Suffice it to say, if I believed that the U.S. Navy was in danger of losing its edge, I would support an aggressive plan to reverse its fortunes. If I thought that we could no longer defend the seaborne approaches to the continental United States, I would be calling for a crash program to reform the service. But it isn't, and we aren't. Helprin's article features misleading information and dubious logic.  An argument poorly made is worse than no argument at all.

The basic gist of Helprin's op ed is that the U.S. Navy is too small. We had over 1,000 ships at the end of World War II, and now we have only 286. (I could point out that we had thousands and thousands of jeeps and propeller-powered fighter planes at the end of World War II. Now we have none. That doesn't mean that our conventional land forces and air forces are less capable today than they were in 1945.) He goes on to explain that we need a larger navy to defeat the pirates who are assaulting ships off the Horn of Africa. Russia and China, he claims, are challenging us on the high seas, or soon will do so. He repeats the tired conventional wisdom that the global trading system depends upon a single dominant power to enforce the rules and punish wrongdoers. Great Britain served that role in the 19th century; the U.S. Navy must do so now.

None of these claims are true. Piracy is a nuisance best handled by a coalition of navies contributing forces to escort vulnerable ships, and to carry out punitive raids, not a single global U.S. sheriff that treats every body of water as though it were synonymous with the Gulf of Mexico. The United States is not, as he absurdly claims, on the cusp of the "gratuitious abdication" of our naval supremacy. The U.S. Navy dwarfs any other navy, or combination of navies, both in terms of numbers of ships, and in terms of effective striking power. The global trading system is far more resilient, and far more complex, than Helprin claims; it doesn't make sense for the U.S. Navy to commit itself to policing every sea lane on the planet. The many beneficiaries of global trade should share in the costs of keeping the seas free and open.

There is a kernel of truth to Helprin's contention that the Navy should not put all its eggs in "a small number of super ships [which] could be in only a limited number of places at a time." He seems to appreciate that "the loss of just a few of them would be catastrophic." But he doesn't finish that thought. As with many things pertaining to military spending, it isn't what you spend so much as where and how you spend it. In short, numbers of ships are misleading. What types of ships? At what cost? 

How you answer depends upon what you expect them to be doing. It makes no sense to fight pirates with aircraft carriers. Likewise, it would be foolish to park a 90,000-ton target in the Taiwan Strait, in range of China's latest anti-ship missiles. A single Ford-class aircraft carrier is projected to cost, in average, about $12 billion. For reference, we could purchase at least six new Arleigh Burke-class destroyers with the same amount of money. 

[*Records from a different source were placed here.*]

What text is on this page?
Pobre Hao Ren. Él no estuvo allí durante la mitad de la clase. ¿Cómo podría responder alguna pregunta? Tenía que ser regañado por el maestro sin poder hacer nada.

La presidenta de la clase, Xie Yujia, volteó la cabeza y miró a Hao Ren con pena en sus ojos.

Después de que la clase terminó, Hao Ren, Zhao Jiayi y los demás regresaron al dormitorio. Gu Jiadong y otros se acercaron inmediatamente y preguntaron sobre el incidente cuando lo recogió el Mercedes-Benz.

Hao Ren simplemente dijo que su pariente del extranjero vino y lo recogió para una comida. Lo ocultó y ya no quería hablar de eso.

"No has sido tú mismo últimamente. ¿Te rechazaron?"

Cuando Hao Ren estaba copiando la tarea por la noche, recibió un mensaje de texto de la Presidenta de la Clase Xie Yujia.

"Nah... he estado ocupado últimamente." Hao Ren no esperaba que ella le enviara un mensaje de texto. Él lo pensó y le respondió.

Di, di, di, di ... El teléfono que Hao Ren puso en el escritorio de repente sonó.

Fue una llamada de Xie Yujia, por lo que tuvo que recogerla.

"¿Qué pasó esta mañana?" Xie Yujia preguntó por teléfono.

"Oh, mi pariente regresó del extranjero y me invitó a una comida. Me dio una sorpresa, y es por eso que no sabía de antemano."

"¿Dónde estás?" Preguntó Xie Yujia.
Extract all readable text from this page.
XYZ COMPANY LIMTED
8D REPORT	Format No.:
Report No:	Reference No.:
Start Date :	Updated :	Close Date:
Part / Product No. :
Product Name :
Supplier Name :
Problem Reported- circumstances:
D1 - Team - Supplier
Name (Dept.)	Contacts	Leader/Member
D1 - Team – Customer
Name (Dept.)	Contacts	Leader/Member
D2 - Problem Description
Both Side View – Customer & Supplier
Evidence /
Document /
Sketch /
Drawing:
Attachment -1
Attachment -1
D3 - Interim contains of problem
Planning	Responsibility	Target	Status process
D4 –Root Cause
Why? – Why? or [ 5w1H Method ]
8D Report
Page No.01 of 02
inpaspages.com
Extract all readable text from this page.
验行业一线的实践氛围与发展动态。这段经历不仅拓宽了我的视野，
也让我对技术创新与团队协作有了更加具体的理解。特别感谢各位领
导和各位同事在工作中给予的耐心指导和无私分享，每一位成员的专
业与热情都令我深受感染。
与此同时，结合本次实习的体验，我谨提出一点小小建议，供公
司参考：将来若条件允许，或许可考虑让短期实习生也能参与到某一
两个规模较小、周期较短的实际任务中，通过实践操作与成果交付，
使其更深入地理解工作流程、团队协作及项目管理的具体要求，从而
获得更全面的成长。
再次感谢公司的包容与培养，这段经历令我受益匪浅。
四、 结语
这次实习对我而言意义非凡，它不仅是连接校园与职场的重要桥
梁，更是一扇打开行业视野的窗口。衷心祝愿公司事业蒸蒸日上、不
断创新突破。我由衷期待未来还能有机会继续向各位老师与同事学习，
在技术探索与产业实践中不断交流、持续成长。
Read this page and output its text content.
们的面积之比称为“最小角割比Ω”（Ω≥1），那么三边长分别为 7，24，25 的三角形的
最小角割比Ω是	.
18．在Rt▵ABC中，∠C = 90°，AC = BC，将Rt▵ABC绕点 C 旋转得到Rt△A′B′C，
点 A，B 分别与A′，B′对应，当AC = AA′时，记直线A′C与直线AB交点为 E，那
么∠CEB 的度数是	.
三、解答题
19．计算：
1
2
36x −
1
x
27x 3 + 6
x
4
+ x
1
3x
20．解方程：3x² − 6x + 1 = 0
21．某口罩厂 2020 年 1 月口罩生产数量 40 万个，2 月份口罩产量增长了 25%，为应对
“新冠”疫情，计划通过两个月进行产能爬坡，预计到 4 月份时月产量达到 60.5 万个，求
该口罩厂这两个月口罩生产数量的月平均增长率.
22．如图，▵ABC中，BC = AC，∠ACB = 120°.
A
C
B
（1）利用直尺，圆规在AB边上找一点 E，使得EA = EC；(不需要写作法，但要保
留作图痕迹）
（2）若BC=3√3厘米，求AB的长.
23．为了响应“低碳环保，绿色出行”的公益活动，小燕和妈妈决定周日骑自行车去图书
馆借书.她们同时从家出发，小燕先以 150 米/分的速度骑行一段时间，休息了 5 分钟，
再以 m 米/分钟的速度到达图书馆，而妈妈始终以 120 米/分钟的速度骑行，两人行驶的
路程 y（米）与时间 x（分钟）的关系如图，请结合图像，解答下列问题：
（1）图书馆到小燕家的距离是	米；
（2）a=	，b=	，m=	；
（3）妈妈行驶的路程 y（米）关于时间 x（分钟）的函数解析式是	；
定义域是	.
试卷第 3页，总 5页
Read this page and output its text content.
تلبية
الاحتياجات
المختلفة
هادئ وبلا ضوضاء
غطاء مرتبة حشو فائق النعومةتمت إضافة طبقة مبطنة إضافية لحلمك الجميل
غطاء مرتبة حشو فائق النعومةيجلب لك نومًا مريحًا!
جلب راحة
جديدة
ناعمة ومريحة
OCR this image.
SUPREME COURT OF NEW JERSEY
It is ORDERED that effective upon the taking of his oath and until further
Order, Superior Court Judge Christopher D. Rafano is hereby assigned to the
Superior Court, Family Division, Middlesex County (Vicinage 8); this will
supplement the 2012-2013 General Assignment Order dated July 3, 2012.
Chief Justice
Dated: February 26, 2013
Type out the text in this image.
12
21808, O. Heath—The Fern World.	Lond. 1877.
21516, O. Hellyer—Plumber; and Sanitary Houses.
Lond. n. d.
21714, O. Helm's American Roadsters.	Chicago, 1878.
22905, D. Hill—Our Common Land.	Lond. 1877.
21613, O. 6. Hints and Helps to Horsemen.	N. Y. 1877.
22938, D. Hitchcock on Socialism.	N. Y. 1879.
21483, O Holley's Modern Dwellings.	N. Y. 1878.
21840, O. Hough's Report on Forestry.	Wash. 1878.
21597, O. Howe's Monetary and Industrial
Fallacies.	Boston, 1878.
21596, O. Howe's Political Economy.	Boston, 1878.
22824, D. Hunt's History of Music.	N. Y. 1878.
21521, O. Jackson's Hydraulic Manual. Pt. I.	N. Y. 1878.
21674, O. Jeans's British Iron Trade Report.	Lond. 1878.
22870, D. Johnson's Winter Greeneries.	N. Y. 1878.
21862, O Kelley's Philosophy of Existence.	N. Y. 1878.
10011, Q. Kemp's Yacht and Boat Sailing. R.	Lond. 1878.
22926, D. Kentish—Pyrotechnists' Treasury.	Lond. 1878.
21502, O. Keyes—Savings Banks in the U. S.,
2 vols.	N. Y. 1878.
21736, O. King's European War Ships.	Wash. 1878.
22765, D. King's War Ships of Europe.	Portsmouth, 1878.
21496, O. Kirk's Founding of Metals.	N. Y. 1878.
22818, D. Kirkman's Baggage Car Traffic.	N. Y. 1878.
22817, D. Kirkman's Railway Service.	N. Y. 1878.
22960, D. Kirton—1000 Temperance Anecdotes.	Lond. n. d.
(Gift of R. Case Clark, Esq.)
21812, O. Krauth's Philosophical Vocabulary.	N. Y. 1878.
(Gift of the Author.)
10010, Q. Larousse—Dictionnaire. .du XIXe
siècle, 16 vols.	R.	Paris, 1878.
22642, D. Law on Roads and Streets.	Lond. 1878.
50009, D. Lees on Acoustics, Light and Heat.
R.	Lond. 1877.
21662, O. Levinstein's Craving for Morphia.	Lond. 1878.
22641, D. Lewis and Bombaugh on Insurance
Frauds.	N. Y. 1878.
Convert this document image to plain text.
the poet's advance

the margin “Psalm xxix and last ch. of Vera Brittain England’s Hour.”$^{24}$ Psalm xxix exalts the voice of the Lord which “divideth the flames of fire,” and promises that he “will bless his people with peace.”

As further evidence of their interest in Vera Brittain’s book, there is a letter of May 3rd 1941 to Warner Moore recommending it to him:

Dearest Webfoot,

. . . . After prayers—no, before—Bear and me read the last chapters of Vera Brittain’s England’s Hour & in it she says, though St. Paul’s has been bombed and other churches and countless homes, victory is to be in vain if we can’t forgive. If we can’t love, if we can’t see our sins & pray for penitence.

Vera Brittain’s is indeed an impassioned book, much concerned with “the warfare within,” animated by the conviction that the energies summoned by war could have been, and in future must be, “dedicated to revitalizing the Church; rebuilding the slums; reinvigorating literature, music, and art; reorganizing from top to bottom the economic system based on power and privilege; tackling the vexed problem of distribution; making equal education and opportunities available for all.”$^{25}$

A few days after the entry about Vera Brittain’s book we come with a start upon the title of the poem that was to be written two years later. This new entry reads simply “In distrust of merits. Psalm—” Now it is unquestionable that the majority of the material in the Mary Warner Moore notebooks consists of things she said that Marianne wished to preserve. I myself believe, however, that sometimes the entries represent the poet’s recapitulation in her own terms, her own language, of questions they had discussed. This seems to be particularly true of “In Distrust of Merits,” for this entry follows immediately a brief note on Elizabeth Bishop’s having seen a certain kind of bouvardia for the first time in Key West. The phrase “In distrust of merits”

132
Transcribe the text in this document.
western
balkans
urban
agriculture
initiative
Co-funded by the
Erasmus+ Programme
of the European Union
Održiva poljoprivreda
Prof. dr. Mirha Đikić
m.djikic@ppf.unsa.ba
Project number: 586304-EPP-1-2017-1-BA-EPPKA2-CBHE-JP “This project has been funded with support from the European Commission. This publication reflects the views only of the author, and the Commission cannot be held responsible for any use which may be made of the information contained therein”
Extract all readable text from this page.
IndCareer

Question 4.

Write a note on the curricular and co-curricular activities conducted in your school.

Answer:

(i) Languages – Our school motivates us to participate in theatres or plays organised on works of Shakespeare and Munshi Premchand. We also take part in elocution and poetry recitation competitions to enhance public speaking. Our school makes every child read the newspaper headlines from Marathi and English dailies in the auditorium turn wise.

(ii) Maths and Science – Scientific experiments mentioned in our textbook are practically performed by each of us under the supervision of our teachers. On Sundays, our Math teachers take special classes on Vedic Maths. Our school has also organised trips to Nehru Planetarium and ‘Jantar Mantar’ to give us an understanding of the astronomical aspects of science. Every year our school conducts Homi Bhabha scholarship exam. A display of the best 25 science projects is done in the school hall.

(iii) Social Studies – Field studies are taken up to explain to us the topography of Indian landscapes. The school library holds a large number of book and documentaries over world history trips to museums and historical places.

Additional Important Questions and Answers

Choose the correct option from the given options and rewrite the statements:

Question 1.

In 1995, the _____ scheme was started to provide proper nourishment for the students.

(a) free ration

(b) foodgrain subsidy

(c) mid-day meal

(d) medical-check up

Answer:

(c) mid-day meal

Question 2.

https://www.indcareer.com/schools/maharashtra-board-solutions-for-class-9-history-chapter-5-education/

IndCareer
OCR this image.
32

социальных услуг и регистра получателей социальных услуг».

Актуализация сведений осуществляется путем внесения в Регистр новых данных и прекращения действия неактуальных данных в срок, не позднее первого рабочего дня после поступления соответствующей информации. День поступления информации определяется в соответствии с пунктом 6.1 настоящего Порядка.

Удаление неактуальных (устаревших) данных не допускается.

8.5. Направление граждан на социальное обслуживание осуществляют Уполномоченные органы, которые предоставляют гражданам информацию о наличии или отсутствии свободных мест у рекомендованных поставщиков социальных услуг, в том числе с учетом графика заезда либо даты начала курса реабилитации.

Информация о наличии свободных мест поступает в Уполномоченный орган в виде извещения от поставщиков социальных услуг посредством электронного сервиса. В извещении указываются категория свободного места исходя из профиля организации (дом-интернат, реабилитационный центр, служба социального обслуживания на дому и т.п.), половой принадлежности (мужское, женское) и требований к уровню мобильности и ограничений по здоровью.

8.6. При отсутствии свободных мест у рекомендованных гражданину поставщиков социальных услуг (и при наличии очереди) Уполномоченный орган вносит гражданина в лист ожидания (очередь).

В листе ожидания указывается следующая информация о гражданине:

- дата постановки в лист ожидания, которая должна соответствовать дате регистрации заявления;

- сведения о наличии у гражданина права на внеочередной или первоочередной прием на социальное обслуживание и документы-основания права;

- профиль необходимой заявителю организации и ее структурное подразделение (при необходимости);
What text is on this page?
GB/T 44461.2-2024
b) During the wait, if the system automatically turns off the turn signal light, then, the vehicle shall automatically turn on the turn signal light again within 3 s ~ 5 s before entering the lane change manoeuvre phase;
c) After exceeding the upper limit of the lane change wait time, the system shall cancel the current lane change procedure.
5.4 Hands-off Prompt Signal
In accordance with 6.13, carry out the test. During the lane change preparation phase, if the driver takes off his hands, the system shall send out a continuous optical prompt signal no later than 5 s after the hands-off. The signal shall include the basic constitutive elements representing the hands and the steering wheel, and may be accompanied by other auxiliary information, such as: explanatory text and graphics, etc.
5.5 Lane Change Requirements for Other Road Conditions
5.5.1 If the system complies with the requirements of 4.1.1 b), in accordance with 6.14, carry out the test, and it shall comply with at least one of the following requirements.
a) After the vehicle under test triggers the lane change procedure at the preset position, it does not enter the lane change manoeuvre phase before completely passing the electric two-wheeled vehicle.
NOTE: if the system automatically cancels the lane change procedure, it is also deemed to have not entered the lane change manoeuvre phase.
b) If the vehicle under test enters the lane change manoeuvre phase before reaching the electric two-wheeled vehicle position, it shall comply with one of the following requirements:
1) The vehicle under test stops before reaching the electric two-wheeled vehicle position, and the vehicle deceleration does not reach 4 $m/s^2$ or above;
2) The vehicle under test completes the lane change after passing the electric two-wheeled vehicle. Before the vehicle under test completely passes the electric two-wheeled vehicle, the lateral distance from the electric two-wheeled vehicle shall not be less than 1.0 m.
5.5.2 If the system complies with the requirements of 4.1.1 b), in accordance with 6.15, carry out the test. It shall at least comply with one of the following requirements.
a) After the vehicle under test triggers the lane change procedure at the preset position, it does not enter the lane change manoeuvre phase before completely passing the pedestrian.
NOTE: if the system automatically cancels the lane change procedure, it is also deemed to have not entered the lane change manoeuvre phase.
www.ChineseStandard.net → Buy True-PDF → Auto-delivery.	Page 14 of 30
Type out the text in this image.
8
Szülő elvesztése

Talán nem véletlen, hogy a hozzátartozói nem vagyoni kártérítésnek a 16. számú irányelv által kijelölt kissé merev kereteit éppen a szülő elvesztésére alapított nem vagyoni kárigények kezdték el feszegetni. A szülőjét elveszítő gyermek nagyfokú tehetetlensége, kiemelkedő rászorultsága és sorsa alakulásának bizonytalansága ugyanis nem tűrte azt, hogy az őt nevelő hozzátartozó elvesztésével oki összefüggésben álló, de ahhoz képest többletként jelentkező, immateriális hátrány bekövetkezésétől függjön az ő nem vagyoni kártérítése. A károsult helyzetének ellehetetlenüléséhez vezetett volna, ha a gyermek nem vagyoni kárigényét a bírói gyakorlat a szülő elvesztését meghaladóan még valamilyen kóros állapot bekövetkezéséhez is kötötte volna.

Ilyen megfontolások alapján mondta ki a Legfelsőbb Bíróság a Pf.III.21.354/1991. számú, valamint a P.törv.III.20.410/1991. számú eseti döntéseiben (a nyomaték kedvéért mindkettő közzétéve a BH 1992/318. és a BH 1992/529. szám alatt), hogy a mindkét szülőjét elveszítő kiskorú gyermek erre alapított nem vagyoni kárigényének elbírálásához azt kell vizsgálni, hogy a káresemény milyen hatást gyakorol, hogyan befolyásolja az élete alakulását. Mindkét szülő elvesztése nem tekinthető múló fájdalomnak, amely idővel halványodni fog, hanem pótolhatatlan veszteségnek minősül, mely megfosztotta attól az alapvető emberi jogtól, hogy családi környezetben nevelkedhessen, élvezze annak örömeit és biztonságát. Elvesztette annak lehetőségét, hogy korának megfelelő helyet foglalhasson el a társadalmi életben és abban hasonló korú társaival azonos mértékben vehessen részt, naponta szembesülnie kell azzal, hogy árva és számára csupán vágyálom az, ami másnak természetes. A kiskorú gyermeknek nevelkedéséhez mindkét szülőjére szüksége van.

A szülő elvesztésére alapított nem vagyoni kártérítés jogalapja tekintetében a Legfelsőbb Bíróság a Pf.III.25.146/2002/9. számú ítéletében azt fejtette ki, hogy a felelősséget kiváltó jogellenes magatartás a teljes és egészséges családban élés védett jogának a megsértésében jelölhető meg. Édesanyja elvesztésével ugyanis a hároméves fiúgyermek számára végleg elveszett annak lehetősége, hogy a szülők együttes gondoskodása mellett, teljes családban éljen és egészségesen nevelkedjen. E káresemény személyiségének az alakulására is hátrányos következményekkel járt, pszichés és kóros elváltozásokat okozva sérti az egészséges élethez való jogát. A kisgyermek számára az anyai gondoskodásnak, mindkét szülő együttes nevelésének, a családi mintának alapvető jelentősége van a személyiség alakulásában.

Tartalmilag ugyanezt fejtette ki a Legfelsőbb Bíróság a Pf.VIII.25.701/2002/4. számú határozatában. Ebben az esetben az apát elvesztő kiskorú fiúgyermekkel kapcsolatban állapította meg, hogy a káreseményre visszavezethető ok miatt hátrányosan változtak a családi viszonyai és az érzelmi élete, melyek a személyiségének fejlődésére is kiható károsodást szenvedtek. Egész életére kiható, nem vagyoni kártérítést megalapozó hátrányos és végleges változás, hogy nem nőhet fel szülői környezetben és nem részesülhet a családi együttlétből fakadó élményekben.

In the paper that I published with Ben Friedman last year, we support the completion of the USS Ford (CVN-78), but would shift the remaining CVN funds to fielding smaller aircraft carriers that launch primarily unmanned aerial vehicles.  Meanwhile, we think it makes sense to build small, ocean-going warships that can perform escort duties and counter-piracy missions, when required. But the Navy's current small vessel, the littoral combat ship (LCS), is designed for missions close to shore, and is far too costly. Small frigates or corvettes could be designed with similar capabilities, and at far less cost.

Helprin's greatest error is in conflating numbers of ships with effective striking power. But he also misses the opportunity costs associated with investing too many resources in the wrong place. The true strength of our Navy is its people, including the exceptionally bright and motivated men and women who I had the pleasure of meeting with today. As they prepare to enter the fleet, the country owes it to them to give them a set of missions that is vital to the nation's security, and to provide them with the tools to accomplish them. But we shouldn't reflexively buy into the claim that more = better.